Il principio di buona fede si pone, allora, nell’ambito della fattispecie dell’art. 1456 CC, come canone di valutazione sia dell’esistenza dell’inadempimento, sia del conseguente legittimo esercizio del potere unilaterale di risolvere il contratto, al fine di evitarne l’abuso ed impedendone l’esercizio ove contrario ad essa (ad esempio escludendo i comportamenti puramente pretestuosi, che quindi non riceveranno tutela dall’Ordinamento).

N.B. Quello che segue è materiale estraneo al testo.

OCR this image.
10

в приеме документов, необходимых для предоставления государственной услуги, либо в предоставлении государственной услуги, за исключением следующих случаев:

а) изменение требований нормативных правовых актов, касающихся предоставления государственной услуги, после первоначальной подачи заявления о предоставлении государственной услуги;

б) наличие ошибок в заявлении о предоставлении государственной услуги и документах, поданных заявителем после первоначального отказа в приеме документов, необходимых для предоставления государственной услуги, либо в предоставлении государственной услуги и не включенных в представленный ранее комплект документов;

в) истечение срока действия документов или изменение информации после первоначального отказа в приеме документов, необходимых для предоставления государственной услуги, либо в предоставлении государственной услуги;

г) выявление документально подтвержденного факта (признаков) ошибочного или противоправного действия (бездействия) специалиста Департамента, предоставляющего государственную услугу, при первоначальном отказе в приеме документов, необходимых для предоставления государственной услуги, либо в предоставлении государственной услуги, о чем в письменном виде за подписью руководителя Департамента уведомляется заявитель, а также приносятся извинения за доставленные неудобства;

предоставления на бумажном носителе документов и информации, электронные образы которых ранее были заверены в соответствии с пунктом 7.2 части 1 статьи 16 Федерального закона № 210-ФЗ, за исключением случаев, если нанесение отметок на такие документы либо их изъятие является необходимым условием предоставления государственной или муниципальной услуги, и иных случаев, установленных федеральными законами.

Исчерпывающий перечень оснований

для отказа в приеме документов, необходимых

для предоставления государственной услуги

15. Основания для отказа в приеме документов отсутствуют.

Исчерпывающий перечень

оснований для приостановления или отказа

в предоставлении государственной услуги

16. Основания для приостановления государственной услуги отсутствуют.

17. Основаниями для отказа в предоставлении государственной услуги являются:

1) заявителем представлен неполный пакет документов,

In conclusione, in presenza della clausola risolutiva espressa, insegna la Cassazione, il contraente non inadempiente dovrà valutare la condotta di controparte nella ricordata prospettiva collaborativa. Sarà poi il Giudice a dover valutare le condotte in concreto tenute da entrambe le parti del rapporto obbligatorio, allorché sia adito con la domanda volta alla pronuncia dichiarativa ex art. 1456 CC ; laddove, da tale valutazione , risulti che la condotta del debitore, pur realizzando, sotto il profilo materiale, il fatto contemplato dalla clausola risolutiva espressa, è conforme al principio della buona fede, ciò lo condurrà ad escludere la sussistenza dell’inadempimento tout court e, quindi, dei presupposti per dichiarare la risoluzione del contratto.

L’inadempimento all’obbligazione, contrattualmente previsto come integrativo del potere di provocare in via potestativa la risoluzione del contratto, deve cioè essere effettivo, perché la previsione negoziale è da interpretare ed eseguire secondo buona fede.

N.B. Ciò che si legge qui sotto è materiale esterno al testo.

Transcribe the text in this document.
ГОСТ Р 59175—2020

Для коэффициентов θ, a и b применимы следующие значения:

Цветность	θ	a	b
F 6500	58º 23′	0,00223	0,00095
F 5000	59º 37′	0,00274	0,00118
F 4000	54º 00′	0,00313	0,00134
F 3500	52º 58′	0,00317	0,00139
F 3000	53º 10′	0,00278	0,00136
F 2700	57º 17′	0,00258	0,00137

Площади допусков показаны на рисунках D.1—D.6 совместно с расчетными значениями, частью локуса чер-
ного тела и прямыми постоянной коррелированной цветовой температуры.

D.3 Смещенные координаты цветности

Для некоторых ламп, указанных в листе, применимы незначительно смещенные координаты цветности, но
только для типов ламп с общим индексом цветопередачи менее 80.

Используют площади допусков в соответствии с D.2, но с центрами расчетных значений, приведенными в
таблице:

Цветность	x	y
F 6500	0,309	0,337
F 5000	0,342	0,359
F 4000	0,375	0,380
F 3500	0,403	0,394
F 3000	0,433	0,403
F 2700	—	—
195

Il tema, quindi, attiene non al requisito soggettivo della colpa, ma a quello oggettivo della condotta inadempiente, che in concreto manca, laddove essa – secondo una lettura del canone della buona fede – risulta in concreto inidonea ad integrare la fattispecie convenzionale, rendendo così non plausibile l’esercizio del diritto di risoluzione da parte dell’altro contraente (v. anche Cass. 23868/2015 già citata).